Sobre o esquema de compensação, os produtores demonstraram compreender o funcionamento da compensação em áreas passíveis de regularização no interior de UCs, mas afirmaram não ter conhecimento suficiente sobre a possibilidade de compensar entre propriedades rurais. Apenas um dos produtores com passivo optou pela servidão ambiental como forma de compensação, os demais demonstraram interesse na aquisição de áreas no interior de UC.

Além disso, o único produtor entrevistado que possui excedente de vegetação nativa em RL afirmou que pretende destinar a área para uso produtivo quando obtiver a licença para desmatamento da área. Pontuou que estaria disposto a participar de um esquema de compensação, caso recebesse pela área o equivalente ao uso produtivo para

grãos. Essa situação demonstra a importância de o Estado desenvolver medidas que promovam a valorização dos ativos ambientais em áreas de alto custo de oportunidade.

Frente ao exposto, o município de Querência se consolidou como uma dos principais produtores de soja de Mato Grosso, com vastas áreas destinadas para abastecer o mercado externo. Como consequência disso, o custo de oportunidade da terra produtiva é elevado, sendo estimado em torno de R$ 480,00/hectare/ano, valor dez vezes superior ao da pecuária no município, por exemplo.

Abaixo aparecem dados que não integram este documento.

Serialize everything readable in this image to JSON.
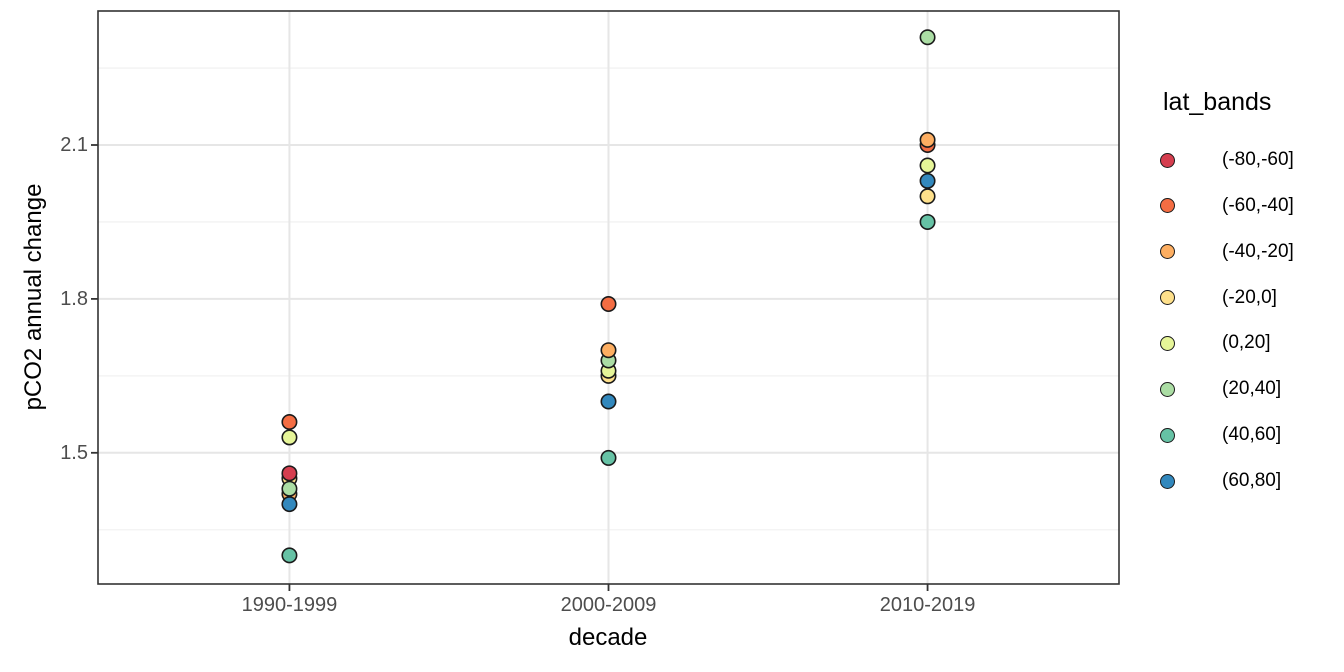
{
  "chart_data": {
    "type": "scatter",
    "title": "",
    "xlabel": "decade",
    "ylabel": "pCO2 annual change",
    "categories": [
      "1990-1999",
      "2000-2009",
      "2010-2019"
    ],
    "y_ticks": [
      "1.5",
      "1.8",
      "2.1"
    ],
    "y_tick_values": [
      1.5,
      1.8,
      2.1
    ],
    "y_minor_values": [
      1.35,
      1.65,
      1.95,
      2.25
    ],
    "ylim": [
      1.24,
      2.36
    ],
    "grid": "major-and-minor-horizontal, major-vertical",
    "legend_position": "right",
    "legend_title": "lat_bands",
    "bands": [
      {
        "label": "(-80,-60]",
        "color": "#D53E4F"
      },
      {
        "label": "(-60,-40]",
        "color": "#F46D43"
      },
      {
        "label": "(-40,-20]",
        "color": "#FDAE61"
      },
      {
        "label": "(-20,0]",
        "color": "#FEE08B"
      },
      {
        "label": "(0,20]",
        "color": "#E6F598"
      },
      {
        "label": "(20,40]",
        "color": "#ABDDA4"
      },
      {
        "label": "(40,60]",
        "color": "#66C2A5"
      },
      {
        "label": "(60,80]",
        "color": "#3288BD"
      }
    ],
    "series": [
      {
        "name": "(-80,-60]",
        "values": [
          1.46,
          null,
          null
        ]
      },
      {
        "name": "(-60,-40]",
        "values": [
          1.56,
          1.79,
          2.1
        ]
      },
      {
        "name": "(-40,-20]",
        "values": [
          1.42,
          1.7,
          2.11
        ]
      },
      {
        "name": "(-20,0]",
        "values": [
          1.45,
          1.65,
          2.0
        ]
      },
      {
        "name": "(0,20]",
        "values": [
          1.53,
          1.66,
          2.06
        ]
      },
      {
        "name": "(20,40]",
        "values": [
          1.43,
          1.68,
          2.31
        ]
      },
      {
        "name": "(40,60]",
        "values": [
          1.3,
          1.49,
          1.95
        ]
      },
      {
        "name": "(60,80]",
        "values": [
          1.4,
          1.6,
          2.03
        ]
      }
    ],
    "draw_points": [
      {
        "c": 0,
        "b": 3,
        "v": 1.45
      },
      {
        "c": 0,
        "b": 0,
        "v": 1.46
      },
      {
        "c": 0,
        "b": 1,
        "v": 1.56
      },
      {
        "c": 0,
        "b": 4,
        "v": 1.53
      },
      {
        "c": 0,
        "b": 2,
        "v": 1.42
      },
      {
        "c": 0,
        "b": 5,
        "v": 1.43
      },
      {
        "c": 0,
        "b": 7,
        "v": 1.4
      },
      {
        "c": 0,
        "b": 6,
        "v": 1.3
      },
      {
        "c": 1,
        "b": 1,
        "v": 1.79
      },
      {
        "c": 1,
        "b": 3,
        "v": 1.65
      },
      {
        "c": 1,
        "b": 4,
        "v": 1.66
      },
      {
        "c": 1,
        "b": 5,
        "v": 1.68
      },
      {
        "c": 1,
        "b": 2,
        "v": 1.7
      },
      {
        "c": 1,
        "b": 7,
        "v": 1.6
      },
      {
        "c": 1,
        "b": 6,
        "v": 1.49
      },
      {
        "c": 2,
        "b": 5,
        "v": 2.31
      },
      {
        "c": 2,
        "b": 1,
        "v": 2.1
      },
      {
        "c": 2,
        "b": 2,
        "v": 2.11
      },
      {
        "c": 2,
        "b": 4,
        "v": 2.06
      },
      {
        "c": 2,
        "b": 7,
        "v": 2.03
      },
      {
        "c": 2,
        "b": 3,
        "v": 2.0
      },
      {
        "c": 2,
        "b": 6,
        "v": 1.95
      }
    ],
    "style_colors": {
      "panel_border": "#333333",
      "grid_major": "#e6e6e6",
      "grid_minor": "#f2f2f2",
      "tick_label": "#4d4d4d",
      "point_stroke": "#1a1a1a"
    }
  }
}
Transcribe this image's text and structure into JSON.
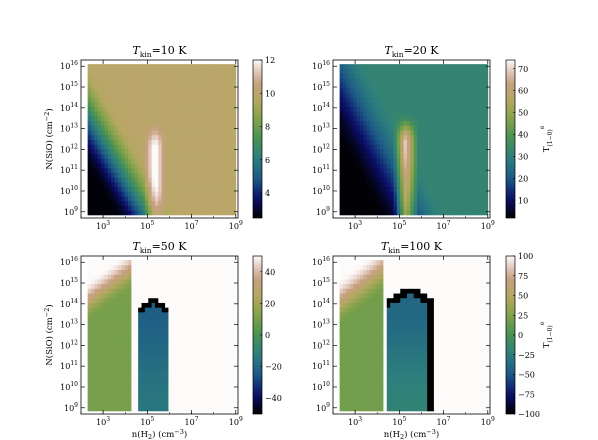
{
  "chart_data": {
    "type": "heatmap",
    "x_axis": {
      "label_main": "n(H",
      "label_sub": "2",
      "label_unit": ") (cm",
      "label_exp": "−3",
      "label_close": ")",
      "scale": "log",
      "range_log10": [
        2,
        9.1
      ],
      "ticks": [
        {
          "base": "10",
          "exp": "3",
          "log10": 3
        },
        {
          "base": "10",
          "exp": "5",
          "log10": 5
        },
        {
          "base": "10",
          "exp": "7",
          "log10": 7
        },
        {
          "base": "10",
          "exp": "9",
          "log10": 9
        }
      ]
    },
    "y_axis": {
      "label_main": "N(SiO) (cm",
      "label_exp": "−2",
      "label_close": ")",
      "scale": "log",
      "range_log10": [
        8.7,
        16.3
      ],
      "ticks": [
        {
          "base": "10",
          "exp": "9",
          "log10": 9
        },
        {
          "base": "10",
          "exp": "10",
          "log10": 10
        },
        {
          "base": "10",
          "exp": "11",
          "log10": 11
        },
        {
          "base": "10",
          "exp": "12",
          "log10": 12
        },
        {
          "base": "10",
          "exp": "13",
          "log10": 13
        },
        {
          "base": "10",
          "exp": "14",
          "log10": 14
        },
        {
          "base": "10",
          "exp": "15",
          "log10": 15
        },
        {
          "base": "10",
          "exp": "16",
          "log10": 16
        }
      ]
    },
    "colorbar_label": {
      "main": "T",
      "sub": "(1−0)",
      "sup": "e"
    },
    "colormap": "gist_earth",
    "panels": [
      {
        "title_main": "T",
        "title_sub": "kin",
        "title_rest": "=10 K",
        "model": "cold",
        "clim": [
          2.5,
          12
        ],
        "colorbar_ticks": [
          4,
          6,
          8,
          10,
          12
        ],
        "show_xlabel": false,
        "show_ylabel": true,
        "show_cblabel": false
      },
      {
        "title_main": "T",
        "title_sub": "kin",
        "title_rest": "=20 K",
        "model": "warm",
        "clim": [
          2,
          74
        ],
        "colorbar_ticks": [
          10,
          20,
          30,
          40,
          50,
          60,
          70
        ],
        "show_xlabel": false,
        "show_ylabel": false,
        "show_cblabel": true
      },
      {
        "title_main": "T",
        "title_sub": "kin",
        "title_rest": "=50 K",
        "model": "maser50",
        "clim": [
          -50,
          50
        ],
        "colorbar_ticks": [
          -40,
          -20,
          0,
          20,
          40
        ],
        "show_xlabel": true,
        "show_ylabel": true,
        "show_cblabel": false
      },
      {
        "title_main": "T",
        "title_sub": "kin",
        "title_rest": "=100 K",
        "model": "maser100",
        "clim": [
          -100,
          100
        ],
        "colorbar_ticks": [
          -100,
          -75,
          -50,
          -25,
          0,
          25,
          50,
          75,
          100
        ],
        "show_xlabel": true,
        "show_ylabel": false,
        "show_cblabel": true
      }
    ]
  }
}
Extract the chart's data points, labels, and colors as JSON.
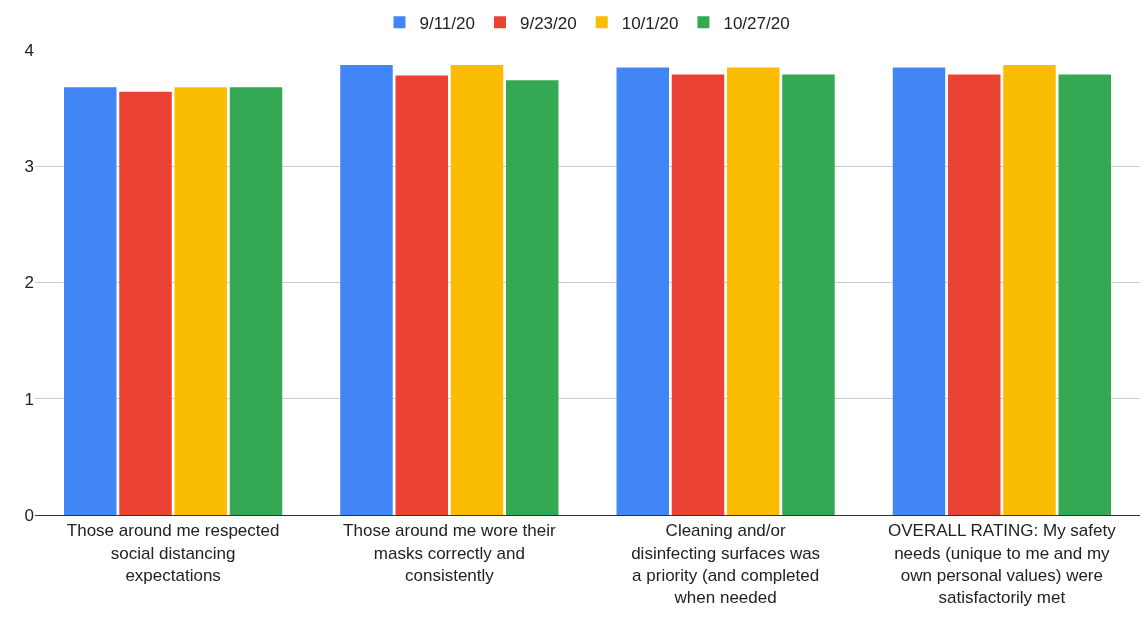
{
  "chart_data": {
    "type": "bar",
    "categories": [
      "Those around me respected social distancing expectations",
      "Those around me wore their masks correctly and consistently",
      "Cleaning and/or disinfecting surfaces was a priority (and completed when needed",
      "OVERALL RATING: My safety needs (unique to me and my own personal values) were satisfactorily met"
    ],
    "series": [
      {
        "name": "9/11/20",
        "color": "#4285f4",
        "values": [
          3.68,
          3.87,
          3.85,
          3.85
        ]
      },
      {
        "name": "9/23/20",
        "color": "#ea4335",
        "values": [
          3.64,
          3.78,
          3.79,
          3.79
        ]
      },
      {
        "name": "10/1/20",
        "color": "#fbbc04",
        "values": [
          3.68,
          3.87,
          3.85,
          3.87
        ]
      },
      {
        "name": "10/27/20",
        "color": "#34a853",
        "values": [
          3.68,
          3.74,
          3.79,
          3.79
        ]
      }
    ],
    "ylim": [
      0,
      4
    ],
    "yticks": [
      0,
      1,
      2,
      3,
      4
    ],
    "grid": "y",
    "legend": "top"
  }
}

Os produtores entrevistados demonstraram uma visão orientada pela racionalidade econômica e indicaram que não pretendem reduzir área produtiva para introduzir a restauração e buscam o menor custo para a adequação. Para a compra de áreas dentro de UCs foi indicado o valor de R$ 1.000 por hectare e para a compra de área com floresta nativa no noroeste de Mato Grosso foi indicado o valor de R$ 800 por hectare. Esses valores são significativamente inferiores ao da restauração pela técnica de muvuca, técnica muito utilizada na região, com valor de R$ 6.600 por hectare.

Apesar do déficit de vegetação nativa em RL do município ser significativamente maior que o excedente de RL, 220.731 hectares e 35.128 hectares, respectivamente, a área de ativo poderia ser utilizada para a compensação de RL entre propriedades rurais. Por outro lado, os resultados desse estudo indicam que possivelmente as áreas de ativo serão convertidas em áreas produtivas, visto que o custo de oportunidade da produção agrícola é elevado.

Além disso, os resultados desse estudo corroboram com a pesquisa realizada por Giannichi et al. (2017) de que as diferenças acerca dos proprietários rurais devem ser consideradas no desenho de instrumentos de conservação, como é o caso do mecanismo de compensação de RL. Especialmente, em relação ao preço e duração dos contratos, pois potenciais compradores e vendedores possuem expectativas diferentes e é fundamental harmonizá-las para que o mercado de compensação seja funcione.